Experimenting some more, Francis eventually entered three prints into a show; they were all accepted and shown, although nobody bought one. But that wasn’t the point, which was that Francis had found an enduring passion.
“I said, You know, I like doing this. I think it might, one, keep me entertained, and two, maybe we could augment the retirement account or something. It certainly hasn’t done the latter, but it’s done the former.”

“Tulip,” by Bob Francis
From there to here
Francis didn’t train as an artist, although he attended Art Center in Pasadena from 1973 to 1976 – as an advertising major, albeit with a heavy leaning towards design. However, because this is a field that incorporates many disciplines that congregate around the development of a key concept, photography was part of the overall package. “They not only taught you how to shoot a picture,” Francis says, “they taught you how to develop the film and print the damn thing.” He laughs. “So I’m going, Wow, this is really cool.”
The courses he took drove home something else: “It’s not so much the skill that you have, it’s the eye that goes with it, because you have to edit your work.” One needs to look at one’s creations objectively and to be able to discern “between a good design and an excellent design. Once you get to that point where you are your best editor, that’s when you really accomplish (memorable work). A lot of it has to do with just knowing.”
In the latter 1970s Francis entered the advertising world as a designer and, among other challenges, created product catalogues for major companies. He went independent in 2000, nurturing his own clientele, but around 2008 with the downturn in the economy his workflow slowed considerably. One result has been more time to devote to his photographic projects, which are time-consuming as is. His wife, Astrid, has now been retired for a couple of years and may soon be known as the artist in the family: Her captivating paintings earned praise at the last Power of Art show in Redondo Beach.

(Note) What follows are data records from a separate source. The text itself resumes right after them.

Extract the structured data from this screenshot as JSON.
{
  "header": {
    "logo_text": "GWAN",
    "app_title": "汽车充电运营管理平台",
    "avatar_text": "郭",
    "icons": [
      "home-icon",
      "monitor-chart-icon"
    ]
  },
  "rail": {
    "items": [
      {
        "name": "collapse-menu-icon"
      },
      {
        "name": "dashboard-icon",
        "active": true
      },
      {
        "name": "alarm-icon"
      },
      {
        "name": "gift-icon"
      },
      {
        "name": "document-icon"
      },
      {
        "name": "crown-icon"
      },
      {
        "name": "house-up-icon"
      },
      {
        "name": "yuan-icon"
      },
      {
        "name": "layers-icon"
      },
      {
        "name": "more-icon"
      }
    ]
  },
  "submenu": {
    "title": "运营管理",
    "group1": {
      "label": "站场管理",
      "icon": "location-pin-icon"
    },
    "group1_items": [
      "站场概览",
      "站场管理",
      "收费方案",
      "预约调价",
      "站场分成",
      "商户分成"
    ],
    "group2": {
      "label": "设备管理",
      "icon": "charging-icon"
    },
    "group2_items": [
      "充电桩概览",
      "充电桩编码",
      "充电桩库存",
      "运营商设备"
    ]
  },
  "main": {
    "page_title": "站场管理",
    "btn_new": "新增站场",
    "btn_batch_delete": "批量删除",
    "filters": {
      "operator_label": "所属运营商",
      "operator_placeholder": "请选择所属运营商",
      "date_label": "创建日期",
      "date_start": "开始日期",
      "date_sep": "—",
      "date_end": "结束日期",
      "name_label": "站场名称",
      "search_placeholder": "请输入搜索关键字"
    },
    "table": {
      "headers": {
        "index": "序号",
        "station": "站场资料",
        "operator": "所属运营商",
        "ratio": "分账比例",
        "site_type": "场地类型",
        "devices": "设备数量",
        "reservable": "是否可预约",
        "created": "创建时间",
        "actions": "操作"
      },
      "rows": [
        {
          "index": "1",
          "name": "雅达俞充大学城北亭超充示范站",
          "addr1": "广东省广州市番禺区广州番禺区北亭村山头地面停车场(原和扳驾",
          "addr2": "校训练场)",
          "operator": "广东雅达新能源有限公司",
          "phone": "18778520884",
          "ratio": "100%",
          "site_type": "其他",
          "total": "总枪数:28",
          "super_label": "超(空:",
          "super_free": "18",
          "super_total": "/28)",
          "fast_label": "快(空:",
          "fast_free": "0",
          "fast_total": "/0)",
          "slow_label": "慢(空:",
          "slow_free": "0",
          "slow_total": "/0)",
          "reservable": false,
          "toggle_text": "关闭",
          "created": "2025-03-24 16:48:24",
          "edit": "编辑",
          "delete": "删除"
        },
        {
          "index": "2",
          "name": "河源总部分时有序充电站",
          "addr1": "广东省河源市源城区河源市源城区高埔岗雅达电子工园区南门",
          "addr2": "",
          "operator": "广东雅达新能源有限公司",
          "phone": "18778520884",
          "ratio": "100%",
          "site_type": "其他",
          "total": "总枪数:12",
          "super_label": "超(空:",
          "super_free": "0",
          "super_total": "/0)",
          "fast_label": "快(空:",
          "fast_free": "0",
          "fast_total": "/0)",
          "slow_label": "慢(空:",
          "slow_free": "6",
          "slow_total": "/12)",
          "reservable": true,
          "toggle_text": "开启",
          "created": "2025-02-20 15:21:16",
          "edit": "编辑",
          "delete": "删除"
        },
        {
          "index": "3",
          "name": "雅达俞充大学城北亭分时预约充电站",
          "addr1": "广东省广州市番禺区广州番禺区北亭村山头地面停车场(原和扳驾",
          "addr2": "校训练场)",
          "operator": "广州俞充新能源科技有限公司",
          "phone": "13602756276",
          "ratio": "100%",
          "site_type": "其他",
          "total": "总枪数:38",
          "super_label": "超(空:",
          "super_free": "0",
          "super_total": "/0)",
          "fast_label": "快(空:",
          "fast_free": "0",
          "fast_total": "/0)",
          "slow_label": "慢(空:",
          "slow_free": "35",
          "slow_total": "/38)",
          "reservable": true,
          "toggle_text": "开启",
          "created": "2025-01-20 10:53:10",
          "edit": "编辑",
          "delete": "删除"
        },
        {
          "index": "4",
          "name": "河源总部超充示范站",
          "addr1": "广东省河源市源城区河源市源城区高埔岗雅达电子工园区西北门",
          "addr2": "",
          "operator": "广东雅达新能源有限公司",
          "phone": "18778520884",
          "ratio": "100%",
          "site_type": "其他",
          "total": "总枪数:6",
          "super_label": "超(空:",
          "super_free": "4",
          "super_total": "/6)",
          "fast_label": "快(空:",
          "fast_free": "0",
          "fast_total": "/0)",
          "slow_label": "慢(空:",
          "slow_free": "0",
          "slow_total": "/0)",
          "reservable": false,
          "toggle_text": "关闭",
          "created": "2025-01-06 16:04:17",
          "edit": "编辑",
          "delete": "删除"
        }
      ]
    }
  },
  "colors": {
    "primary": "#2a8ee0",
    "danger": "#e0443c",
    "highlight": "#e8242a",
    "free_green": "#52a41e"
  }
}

Francis stresses the importance of being in tune with other artistic disciplines.
“Another thing that was told to me at Art Center,” he says, “was to be open to everything, to know everything you can know.”
It’s clear that Bob Francis knows a lot, intuits a lot, and his refined sensibilities have enabled him to find and draw out spiraling galaxies of beauty in the simplest things. His flower portraits are superb; there’s nothing else quite like them. (See more at BobFrancis.com.)
The FOLA fundraiser takes place on Saturday, Jan. 31, at the home of Bob Salim, 1516 The Strand, Manhattan Beach. Appetizers, live music, a door drawing, valet parking, are included in the $50 ticket price, available online at FoundationOfLocalArts.com.